In particular, it is the tortured lives and untimely deaths of black transwomen, as evidenced in the upcoming trial of CeCe McDonald and the homicides of Brandy Martell and Paige Clay, that have added to the recent surge of independent articles investigating black transgender subjectivity.

Undoubtedly, this newfound attention to the plight of black trans folks by primarily cisgender allies is timely and necessary. It has, however, created a narrow representation of black identity that doesn’t recognize transwomen beyond the transphobia/victim paradigm.

A primary way in which the victim paradigm is enforced, is through the use of language that negatively frames their experiences. The lives of the women profiled are written about using descriptors such as “burden,” “victimized,” or in statements that boldly declare “nobody cares,” ultimately implying that black transwomen have little to no agency or cultural efficacy.

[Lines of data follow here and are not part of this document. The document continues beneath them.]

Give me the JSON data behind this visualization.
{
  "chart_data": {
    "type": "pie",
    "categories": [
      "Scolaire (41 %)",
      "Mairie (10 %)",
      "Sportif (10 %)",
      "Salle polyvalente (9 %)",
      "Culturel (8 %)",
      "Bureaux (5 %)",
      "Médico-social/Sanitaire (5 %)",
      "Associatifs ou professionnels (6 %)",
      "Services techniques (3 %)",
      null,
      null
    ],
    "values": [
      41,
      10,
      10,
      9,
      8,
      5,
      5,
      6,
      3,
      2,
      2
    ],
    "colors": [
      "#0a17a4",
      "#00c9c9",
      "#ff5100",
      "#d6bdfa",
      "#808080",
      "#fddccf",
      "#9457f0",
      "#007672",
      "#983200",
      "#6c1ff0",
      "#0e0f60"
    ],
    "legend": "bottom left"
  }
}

In an article for The Root titled No Justice for CeCe, Kelle Terrell exhibits this trend by writing

“black transgender people like CeCe McDonald will continue to look over their shoulders, scared as hell, knowing that when danger lurks, if they have the audacity to fight back and not allow themselves to be killed, there’s a good chance that they are the ones who will be punished. The message is crystal clear: Transgender people have very little value in this world, dead or alive.”

The assumption made by Terrell that black transwomen are confined to living a life of perpetual fear based on expectations of violence and inevitable death, is a troubling gesture that paints a grim picture of black trans subjects as being fearful of our own identity. This rhetorical move negates the agency of pleasure and personal acceptance that is involved in living openly and freely as a black transgender individual, despite the societal consequences of doing so.

The victimization of black transwomen is also produced by associating violence as the main impetus for their inclusion in the public discussions of LGBT visibility. Though violence and death are, in fact, a harsh reality for my sisters, in order to present a more complex image of black transwomen, it’s important that we also seek out and produce affirming stories of survival to demonstrate the multiple ways in which they actively resist the limitations of the “murder narrative.”

At the same time, we cannot continue to marginalize or completely erase the voices of black transwomen from the discourse of their lives by relying on non-trans “gender experts” or white trans subjects to articulate the nuances of blackness. Including and actively listening to the voices of black transwomen, reflects their vital role in the social construction of their own identity, further destabilizing notions of a silenced victimhood.

Indeed, there exists real threats against black transgender people as we experience intersecting levels of discrimination on a daily basis. For black transwomen, though they embody an identity that deems them second-class citizens like cisgender women of color, they are not merely victims. But if we do not introduce alternative black trans narratives, how will we know?